Mas estar sempre contra o mundo e contra si mesmo pode ser cansativo demais. Então, em vez de Kim Namjoon contra o mundo, a história que ele busca é Kim Namjoon e o mundo, ou até mesmo, Kim Namjoon e todos os seus Kim Namjoons do passado, presente e futuro. Essa sim é uma história da qual ele pode ter total controle e, quem sabe, até mesmo sair vitorioso. Quem sabe, se Namjoon conseguir definir seus próprios termos consigo mesmo, conseguirá ele também chegar a um bom acordo com o mundo? Namjoon parece positivo da sua capacidade de fazer isto em seu verso para o remix de “Champion” (2017) da banda Fall Out Boy, quando ele diz: “Eu vou me casar com esse mundo sozinho/ E colocar um anel em mim mesmo”. A palavra “anel”, em inglês (língua na qual Namjoon escreveu seu verso), também se traduz como ringue de luta. É uma figura de duplo sentido usada por Namjoon para expressar sua resolução: ele vai se inserir na luta e vai se sagrar campeão e, para isso, precisa selar o seu compromisso com o mundo, mas também consigo mesmo. Assim como o casamento enquanto convenção social tem também a sua associação com o romantismo, o contratualista Namjoon também se rende ao amor, quando canta em “Trivia: Love”: “Vivo, logo amo.” O autocontrato social de Kim Namjoon é, acima de tudo, um ato motivado pelo amor.

Ana Clara Ribeiro é uma advogada e escritora apaixonada por música e suas interseções com diversos temas.
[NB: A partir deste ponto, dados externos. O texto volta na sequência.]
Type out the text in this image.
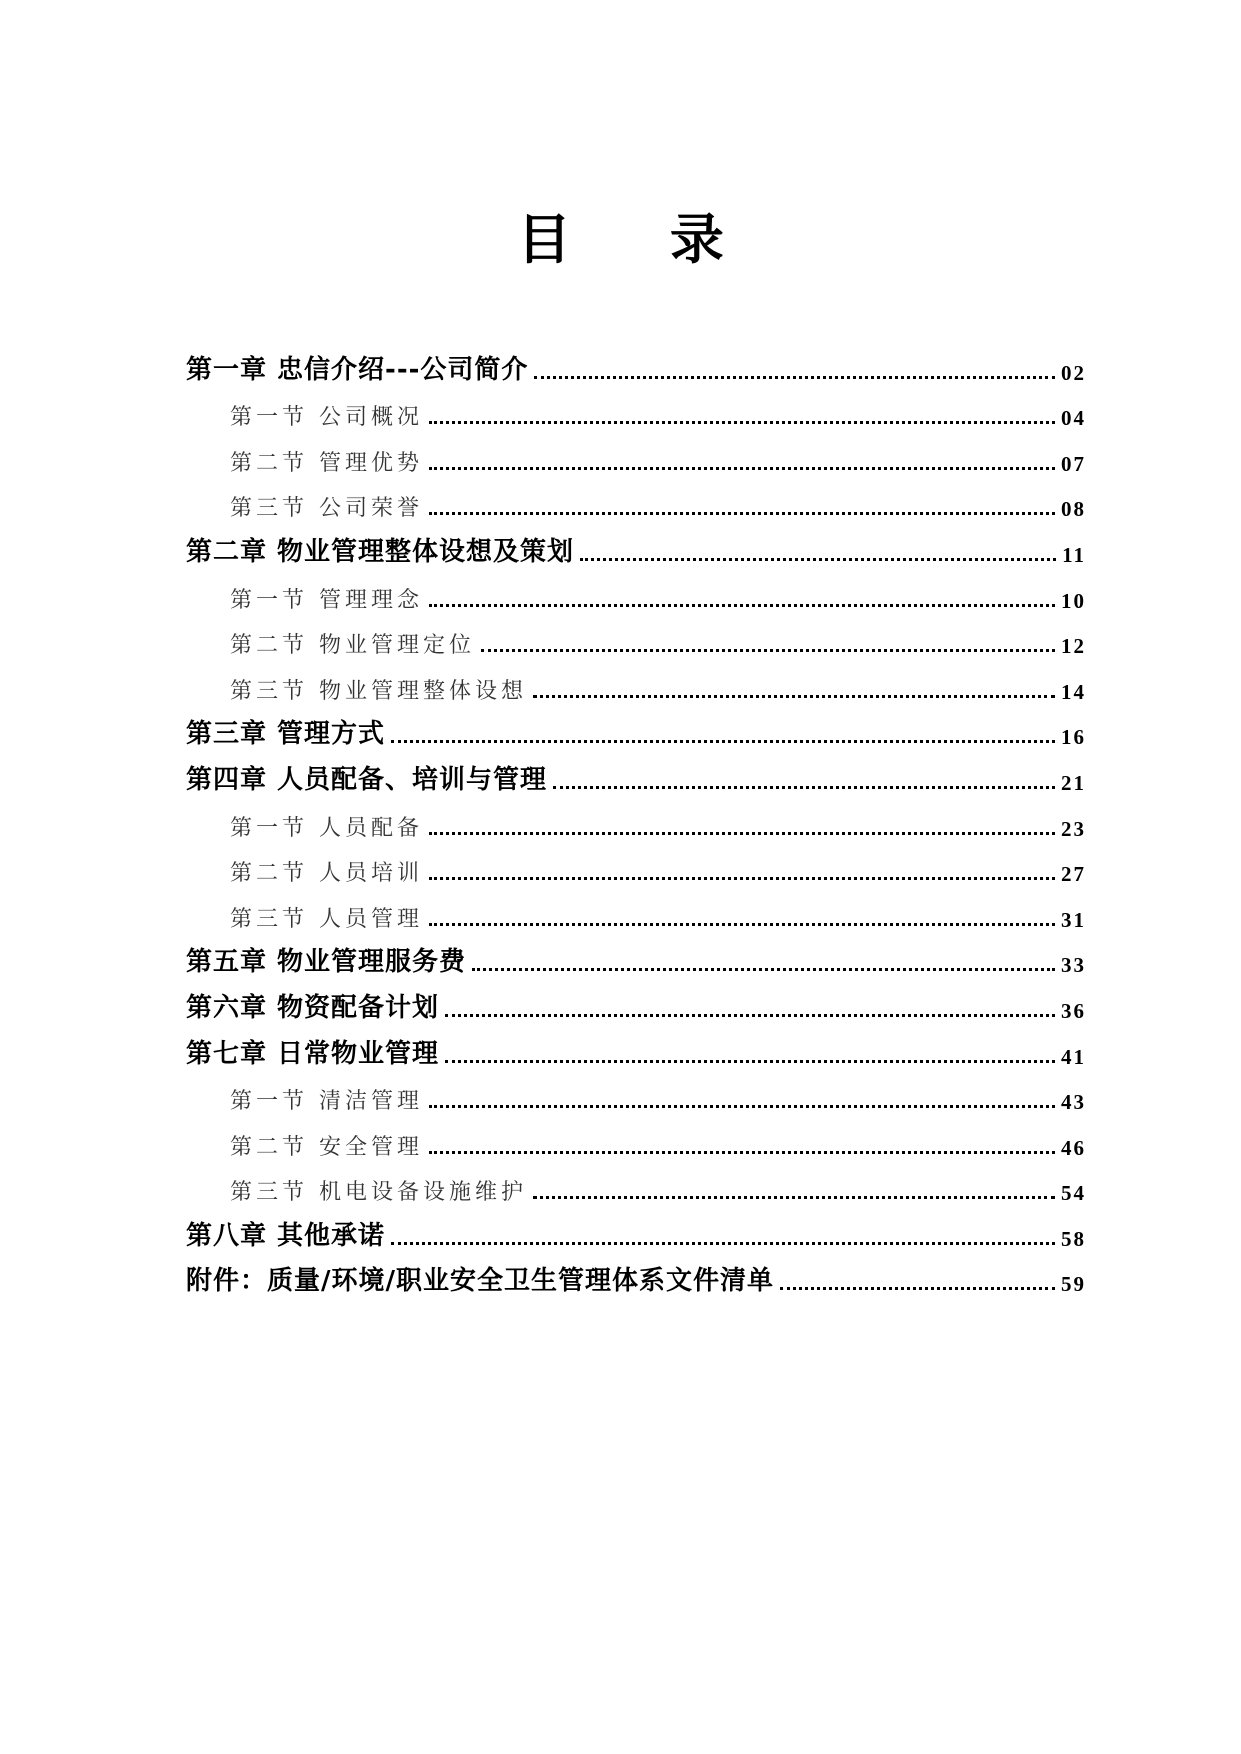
目 录
第一章 忠信介绍---公司简介	02
第一节 公司概况	04
第二节 管理优势	07
第三节 公司荣誉	08
第二章 物业管理整体设想及策划	11
第一节 管理理念	10
第二节 物业管理定位	12
第三节 物业管理整体设想	14
第三章 管理方式	16
第四章 人员配备、培训与管理	21
第一节 人员配备	23
第二节 人员培训	27
第三节 人员管理	31
第五章 物业管理服务费	33
第六章 物资配备计划	36
第七章 日常物业管理	41
第一节 清洁管理	43
第二节 安全管理	46
第三节 机电设备设施维护	54
第八章 其他承诺	58
附件：质量/环境/职业安全卫生管理体系文件清单	59
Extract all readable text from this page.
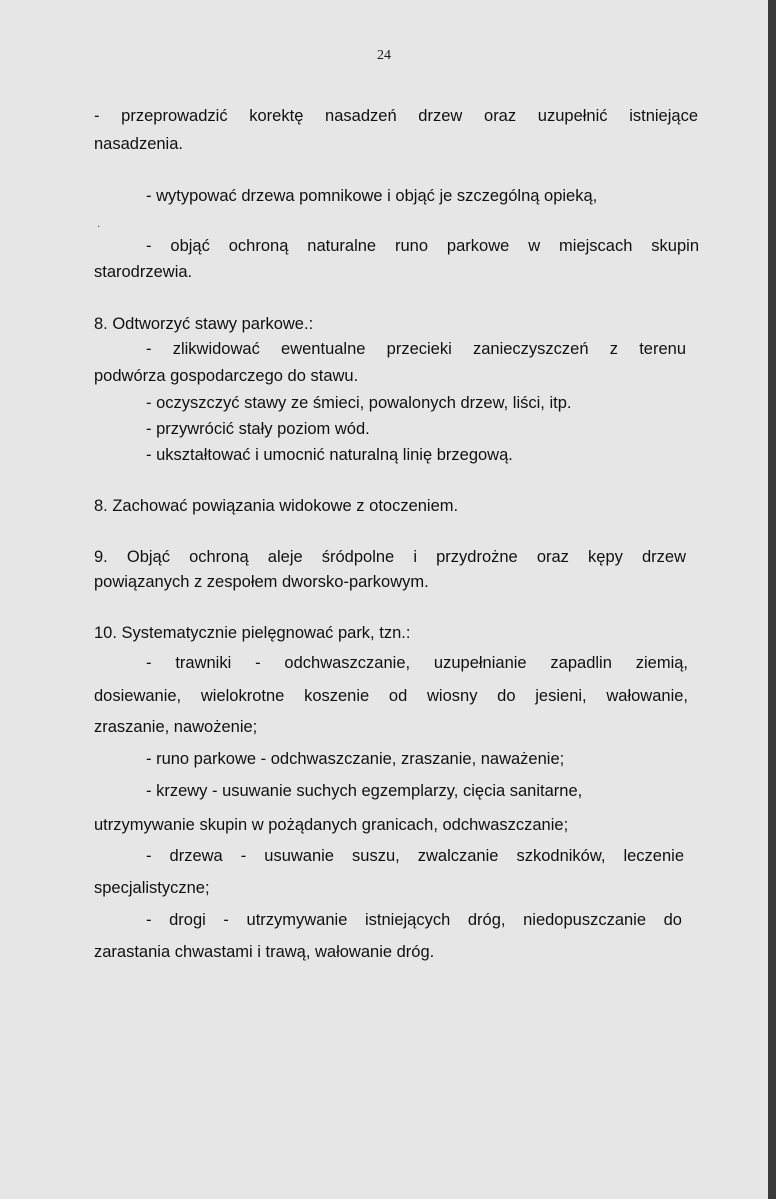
24
- przeprowadzić korektę nasadzeń drzew oraz uzupełnić istniejące
nasadzenia.
- wytypować drzewa pomnikowe i objąć je szczególną opieką,
.
- objąć ochroną naturalne runo parkowe w miejscach skupin
starodrzewia.
8. Odtworzyć stawy parkowe.:
- zlikwidować ewentualne przecieki zanieczyszczeń z terenu
podwórza gospodarczego do stawu.
- oczyszczyć stawy ze śmieci, powalonych drzew, liści, itp.
- przywrócić stały poziom wód.
- ukształtować i umocnić naturalną linię brzegową.
8. Zachować powiązania widokowe z otoczeniem.
9. Objąć ochroną aleje śródpolne i przydrożne oraz kępy drzew
powiązanych z zespołem dworsko-parkowym.
10. Systematycznie pielęgnować park, tzn.:
- trawniki - odchwaszczanie, uzupełnianie zapadlin ziemią,
dosiewanie, wielokrotne koszenie od wiosny do jesieni, wałowanie,
zraszanie, nawożenie;
- runo parkowe - odchwaszczanie, zraszanie, naważenie;
- krzewy - usuwanie suchych egzemplarzy, cięcia sanitarne,
utrzymywanie skupin w pożądanych granicach, odchwaszczanie;
- drzewa - usuwanie suszu, zwalczanie szkodników, leczenie
specjalistyczne;
- drogi - utrzymywanie istniejących dróg, niedopuszczanie do
zarastania chwastami i trawą, wałowanie dróg.
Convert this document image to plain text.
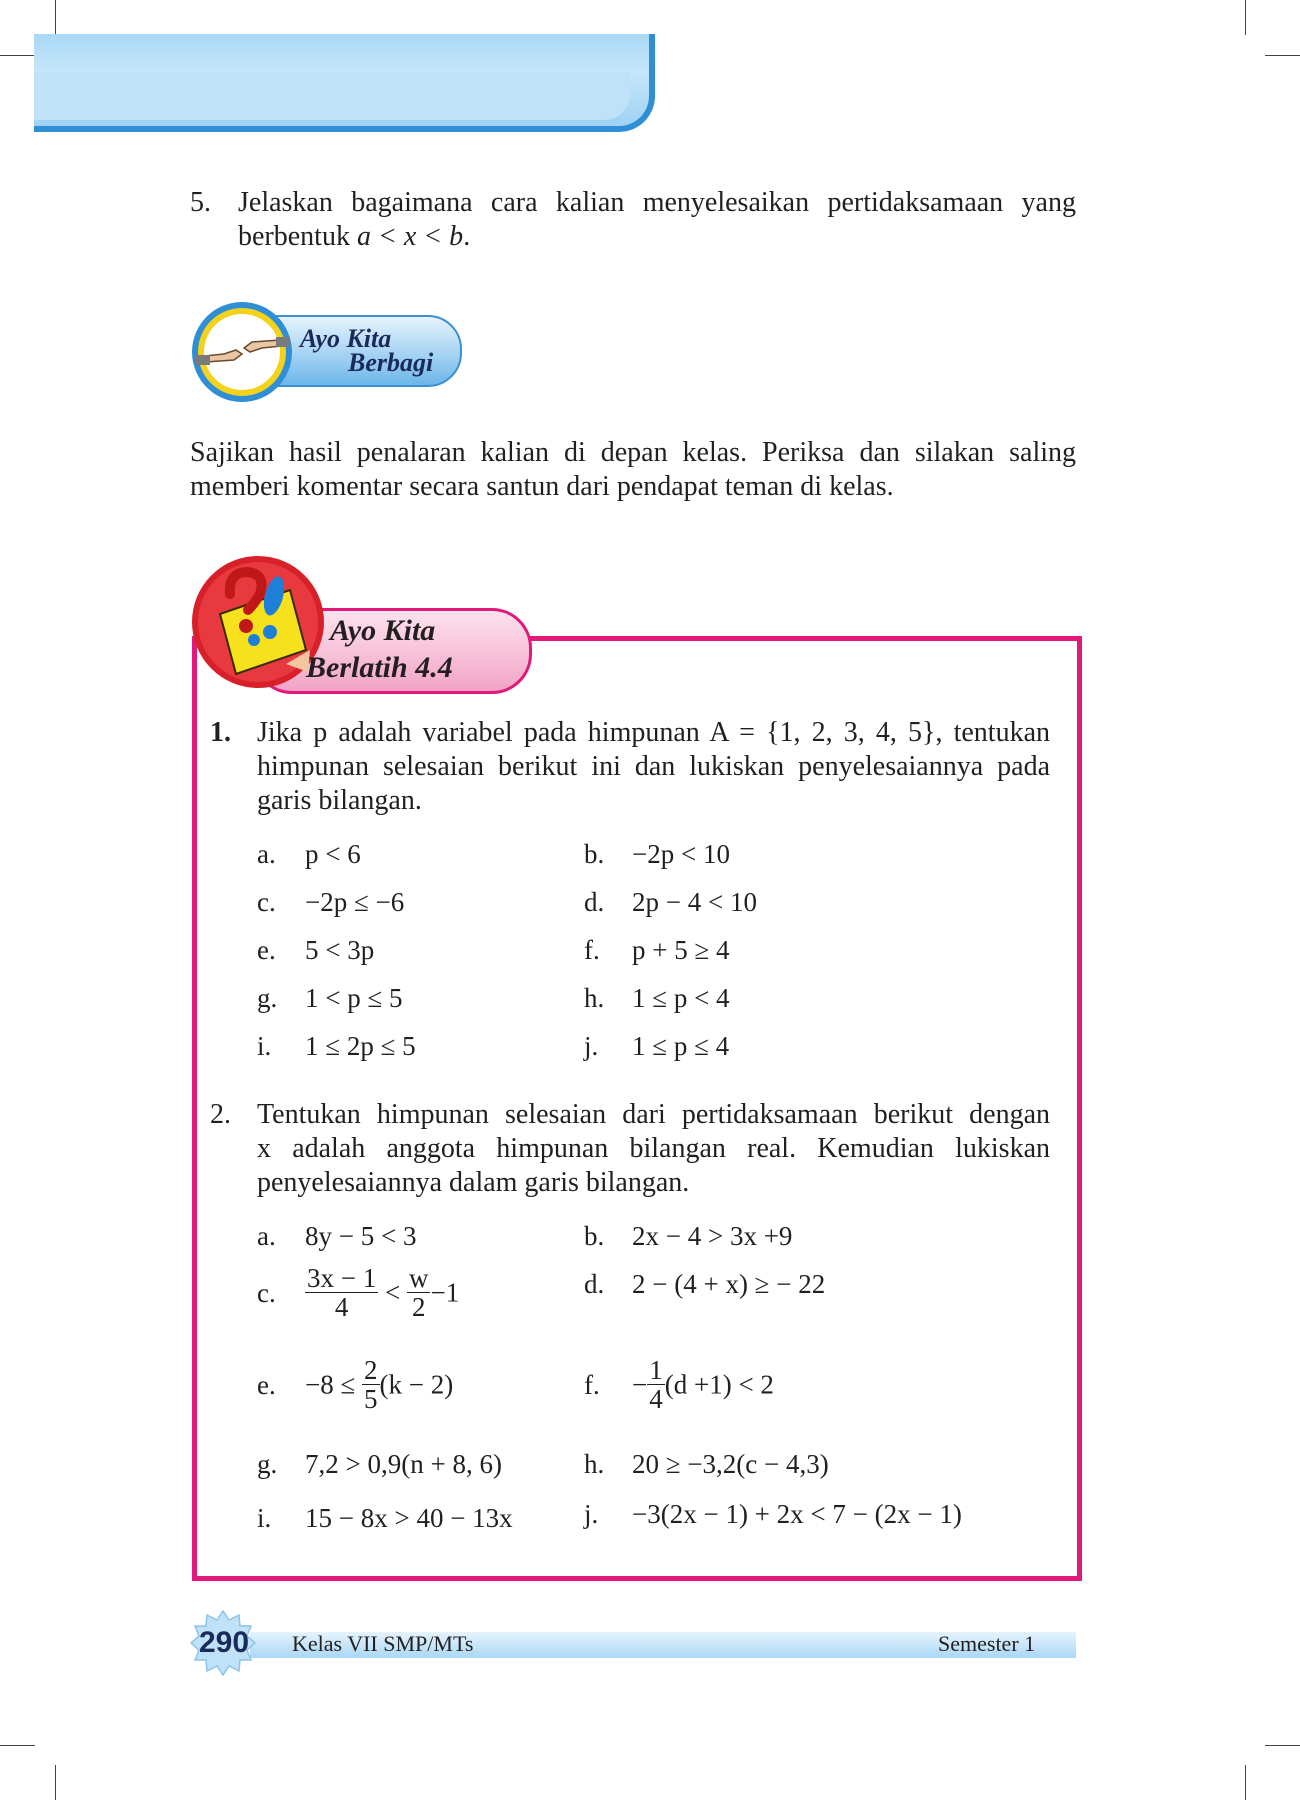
5. Jelaskan bagaimana cara kalian menyelesaikan pertidaksamaan yang
berbentuk a < x < b.
Ayo Kita
Berbagi
Sajikan hasil penalaran kalian di depan kelas. Periksa dan silakan saling
memberi komentar secara santun dari pendapat teman di kelas.
Ayo Kita
Berlatih 4.4
1. Jika p adalah variabel pada himpunan A = {1, 2, 3, 4, 5}, tentukan
himpunan selesaian berikut ini dan lukiskan penyelesaiannya pada
garis bilangan.
a. p < 6	b. −2p < 10
c. −2p ≤ −6	d. 2p − 4 < 10
e. 5 < 3p	f. p + 5 ≥ 4
g. 1 < p ≤ 5	h. 1 ≤ p < 4
i. 1 ≤ 2p ≤ 5	j. 1 ≤ p ≤ 4
2. Tentukan himpunan selesaian dari pertidaksamaan berikut dengan
x adalah anggota himpunan bilangan real. Kemudian lukiskan
penyelesaiannya dalam garis bilangan.
a. 8y − 5 < 3	b. 2x − 4 > 3x +9
c. $\frac{3x - 1}{4} < \frac{w}{2} -1$	d. 2 − (4 + x) ≥ − 22
e. $-8 \le \frac{2}{5} (k - 2)$	f. − $\frac{1}{4} (d +1) < 2$
g. 7,2 > 0,9(n + 8, 6)	h. 20 ≥ −3,2(c − 4,3)
i. 15 − 8x > 40 − 13x	j. −3(2x − 1) + 2x < 7 − (2x − 1)
290 Kelas VII SMP/MTs	Semester 1
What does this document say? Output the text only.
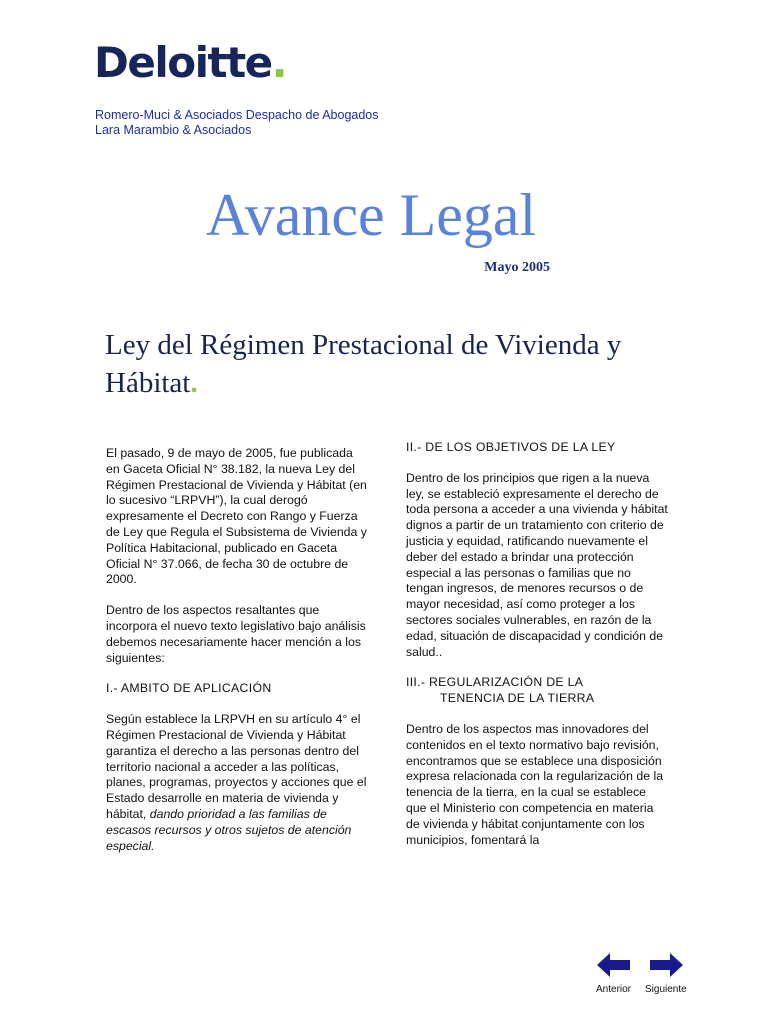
Deloitte.
Romero-Muci & Asociados Despacho de Abogados
Lara Marambio & Asociados
Avance Legal
Mayo 2005
Ley del Régimen Prestacional de Vivienda y Hábitat.

El pasado, 9 de mayo de 2005, fue publicada en Gaceta Oficial N° 38.182, la nueva Ley del Régimen Prestacional de Vivienda y Hábitat (en lo sucesivo “LRPVH”), la cual derogó expresamente el Decreto con Rango y Fuerza de Ley que Regula el Subsistema de Vivienda y Política Habitacional, publicado en Gaceta Oficial N° 37.066, de fecha 30 de octubre de 2000.

Dentro de los aspectos resaltantes que incorpora el nuevo texto legislativo bajo análisis debemos necesariamente hacer mención a los siguientes:

I.- AMBITO DE APLICACIÓN

Según establece la LRPVH en su artículo 4° el Régimen Prestacional de Vivienda y Hábitat garantiza el derecho a las personas dentro del territorio nacional a acceder a las políticas, planes, programas, proyectos y acciones que el Estado desarrolle en materia de vivienda y hábitat, dando prioridad a las familias de escasos recursos y otros sujetos de atención especial.

II.- DE LOS OBJETIVOS DE LA LEY

Dentro de los principios que rigen a la nueva ley, se estableció expresamente el derecho de toda persona a acceder a una vivienda y hábitat dignos a partir de un tratamiento con criterio de justicia y equidad, ratificando nuevamente el deber del estado a brindar una protección especial a las personas o familias que no tengan ingresos, de menores recursos o de mayor necesidad, así como proteger a los sectores sociales vulnerables, en razón de la edad, situación de discapacidad y condición de salud..

III.- REGULARIZACIÓN DE LA
TENENCIA DE LA TIERRA

Dentro de los aspectos mas innovadores del contenidos en el texto normativo bajo revisión, encontramos que se establece una disposición expresa relacionada con la regularización de la tenencia de la tierra, en la cual se establece que el Ministerio con competencia en materia de vivienda y hábitat conjuntamente con los municipios, fomentará la

Anterior Siguiente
Como crítica musical, escreveu para os sites PopMatters, Rolling Stone Korea, Remezcla, Sounds and Colours, The Line of Best Fit, Consequence of Sound, entre outros. Também publicou diversos artigos nas áreas de Propriedade Intelectual, marketing e comunicação para veículos como WIPO Magazine, IP Watchdog, Justificando e diversos blogs pessoais e corporativos.

12 comentários

  1. Estou sem fôlego, que análise enlouquecedora, me senti representada em algumas palavras . Eis um ponto comum entre BTSxARMY, o texto e sobre o Nam mas minha vivência me faz crer que muitos nesse fandom estamos no mesmo barco . Obrigada pelo texto impecável

  2. Parabéns Ana Clara isso é Namjoom homem inteligente competente admiro ele quero ter amigo irradia sabedoria maravilhoso Namjoom amoooo ele

  3. É muito gostoso poder acessar um pouquinho da intimidade dessa pessoa que é o Namjoon, através da arte sensível que ele compartilha conosco, e que também conseguimos nos indentificar. Muito obrigada pelo texto e reflexões

  4. Ah, o Joon é perfeito. MUITO obrigada por tudo o que você escreveu, é muito legal ver a visão de mundo dele ser abordada e vista por mais pessoas. Como fã, o amo e aprecio o trabalho dele, inclusive tudo que ele me ensinou.

  5. Sempre me identifiquei com RM, durante a leitura a quantidade de lágrimas que me escapou não foram poucas. Esse artigo é tão precioso! Obrigado por compartilhar essas junções de palavras tão resplandecentes!

  6. Amei o conteúdo! NamJoon é fantástico e essa reflexão me fez conhecê-lo melhor! Sensível!, inteligente! Admiro demais!